Au sein de l’UEL et de l’INDR, nous voyons clairement la RSE comme une remise en cause de fonctionnements, le début d’une évolution dans nos habitudes de consommation.
Pourquoi forcément un label ?
Les entreprises trouvent un réel intérêt à se démarquer de la concurrence extérieure, notamment par le biais de signes de communication témoignant, entre autres, de leurs préoccupations environnementales ; c’est devenu très important. Nous explorons dès lors avec eux des pistes pour établir une rallonge du référentiel. L’idée serait de lancer une sorte d’ «open source» autour de ce référentiel.
Quelles sont les spécificités de la RSE dans les transports ?

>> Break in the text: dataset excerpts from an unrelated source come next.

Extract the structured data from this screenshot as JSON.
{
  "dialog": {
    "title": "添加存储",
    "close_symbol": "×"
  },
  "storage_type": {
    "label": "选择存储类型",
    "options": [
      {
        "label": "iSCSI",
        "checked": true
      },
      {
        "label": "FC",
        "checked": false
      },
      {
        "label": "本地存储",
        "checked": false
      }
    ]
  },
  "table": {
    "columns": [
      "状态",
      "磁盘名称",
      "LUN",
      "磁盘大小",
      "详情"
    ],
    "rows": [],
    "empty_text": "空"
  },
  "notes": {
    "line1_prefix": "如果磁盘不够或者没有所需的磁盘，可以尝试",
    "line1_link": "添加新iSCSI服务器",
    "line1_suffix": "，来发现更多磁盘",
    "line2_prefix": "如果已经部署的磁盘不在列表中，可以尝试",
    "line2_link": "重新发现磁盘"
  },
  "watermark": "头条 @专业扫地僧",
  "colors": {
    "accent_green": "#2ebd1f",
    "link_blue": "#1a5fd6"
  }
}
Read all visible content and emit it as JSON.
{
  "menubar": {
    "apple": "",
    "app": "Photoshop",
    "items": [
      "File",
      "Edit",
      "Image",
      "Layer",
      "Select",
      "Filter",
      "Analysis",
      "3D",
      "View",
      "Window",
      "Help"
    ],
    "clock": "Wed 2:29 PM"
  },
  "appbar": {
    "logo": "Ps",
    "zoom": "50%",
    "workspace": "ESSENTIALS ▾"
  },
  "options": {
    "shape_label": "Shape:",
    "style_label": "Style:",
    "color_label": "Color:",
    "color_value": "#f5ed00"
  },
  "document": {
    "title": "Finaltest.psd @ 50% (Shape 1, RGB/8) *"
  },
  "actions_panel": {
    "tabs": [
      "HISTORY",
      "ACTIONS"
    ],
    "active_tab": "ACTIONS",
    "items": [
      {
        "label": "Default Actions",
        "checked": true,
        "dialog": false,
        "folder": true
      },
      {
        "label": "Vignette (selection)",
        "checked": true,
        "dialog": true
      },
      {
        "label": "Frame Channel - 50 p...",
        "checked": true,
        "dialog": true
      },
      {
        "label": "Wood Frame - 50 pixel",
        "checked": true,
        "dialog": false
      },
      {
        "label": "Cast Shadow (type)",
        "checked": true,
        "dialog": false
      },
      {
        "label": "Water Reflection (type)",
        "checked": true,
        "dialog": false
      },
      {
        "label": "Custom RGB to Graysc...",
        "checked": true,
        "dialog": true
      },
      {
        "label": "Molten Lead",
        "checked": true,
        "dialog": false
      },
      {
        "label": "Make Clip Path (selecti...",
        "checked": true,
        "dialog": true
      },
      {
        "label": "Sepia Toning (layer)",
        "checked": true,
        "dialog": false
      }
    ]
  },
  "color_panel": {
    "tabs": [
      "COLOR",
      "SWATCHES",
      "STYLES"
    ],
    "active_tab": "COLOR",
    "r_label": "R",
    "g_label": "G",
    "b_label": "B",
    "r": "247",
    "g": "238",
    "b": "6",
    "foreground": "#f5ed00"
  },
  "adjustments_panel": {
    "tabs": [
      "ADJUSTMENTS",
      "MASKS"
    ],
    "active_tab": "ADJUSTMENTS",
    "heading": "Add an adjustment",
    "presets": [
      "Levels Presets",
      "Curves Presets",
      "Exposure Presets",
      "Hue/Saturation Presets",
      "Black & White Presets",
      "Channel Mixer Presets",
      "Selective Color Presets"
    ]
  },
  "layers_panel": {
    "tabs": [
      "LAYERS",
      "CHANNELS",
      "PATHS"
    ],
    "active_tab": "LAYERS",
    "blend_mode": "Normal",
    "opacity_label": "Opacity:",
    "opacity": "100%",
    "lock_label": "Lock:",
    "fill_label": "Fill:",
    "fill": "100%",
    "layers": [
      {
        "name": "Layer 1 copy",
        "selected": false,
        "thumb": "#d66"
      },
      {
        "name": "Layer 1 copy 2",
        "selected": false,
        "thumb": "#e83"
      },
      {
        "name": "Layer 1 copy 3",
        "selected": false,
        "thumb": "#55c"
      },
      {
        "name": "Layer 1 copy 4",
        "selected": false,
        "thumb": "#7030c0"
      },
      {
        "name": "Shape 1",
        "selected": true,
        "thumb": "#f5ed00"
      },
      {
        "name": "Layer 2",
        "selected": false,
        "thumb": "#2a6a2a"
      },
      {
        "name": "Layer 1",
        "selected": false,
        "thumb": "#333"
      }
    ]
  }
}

Dans chaque secteur, une entreprise peut trouver de multiples pistes de réflexions. Dans les transports, ce qui vient tout de suite à l’esprit, quant au volet social, ce sont les heures de travail du personnel. Les entreprises peuvent aller au-delà des normes prévues par le législateur. Bien évidemment, il y va de la compétitivité des entreprises et ce n’est pas évident à mettre en place. En ce qui concerne le transport de personnes à mobilité réduite, on peut améliorer l’accessibilité au véhicule, la communication, etc.
Au niveau de l’environnement, il faut tout d’abord se questionner sur la nécessité du transport, un acte de haute voltige pour les entreprises du secteur : rappeler à l’usager que chaque trajet coûte de l’énergie, engendre des rejets de CO2. Il s’agit également, bien évidemment, de s’équiper de véhicules propres.
Au niveau de la gouvernance, les mêmes contraintes existent que dans les autres secteurs.
Quelles sont les nouvelles pistes de réflexion en matière d’environnement ?
Certaines mesures radicales ont été prises dans certains pays avec la gratuité des transports en public et une offre plurielle et adaptée. Hélas ce n’est pas le cas au Luxembourg, et il est regrettable que s’il existe certes de nombreuses lignes de bus au Luxembourg, un certain nombre courent à vide. Je pense cependant qu’à l’avenir aussi bien la main publique que les entreprises de transport sauront trouver des solutions, d’une part, si ce n’est en rendant les transports publics gratuits, de réduire les prix, d’autre part de remplacer les grands autobus vides par deux ou trois petits bus bien remplis qui oscillent avec une fréquence beaucoup plus importante.
Sans devoir suivre l’exemple de certaines villes comme Londres ou Stockholm où l’accès au centre-ville est payant, on peut trouver le moyen d’ «éduquer» les concitoyens moins enclins au changement, mais l’effort doit être collectif.
Ce n’est pas depuis hier que les autobus roulent à vide dans le pays. Pourquoi n’a-t-on toujours pas réagi ?
Au Grand-Duché, le phénomène de la voiture individuelle est très imprégné puisqu’elle est symbole de bien-être et que les Luxembourgeois ont du mal à la laisser au garage. C’est une question de taxation.
En outre, même si je ne le souhaite pas pour notre économie, je pense que si le baril de pétrole devait à nouveau atteindre les 140 dollars, les comportements changeraient rapidement tout naturellement.
Certes, on connaît aujourd’hui un service de transports en commun qui s’est amélioré et avons vu naître des initiatives intéressantes comme le flexibus ou encore le Night Rider, ce dernier permettant aux jeunes de rentrer sain et sauf chez eux, mais ces actions sont hélas trop souvent menées à huit clos entre administrations sans l’implication des intéressés. Il faudrait organiser régulièrement des forums lors desquels nous analyserions ce qu’il se fait de mieux à l’étranger en matière de mobilité douce et de se donner des objectifs politiques raisonnables à atteindre. Bref, toutes les parties sont concernées, et le citoyen en premier lieu.
A Hasselt, en Flandre, par exemple, tout le monde se déplace en transports en commun, même les commerciaux ou vous journalistes tant la fréquence des autobus est grande.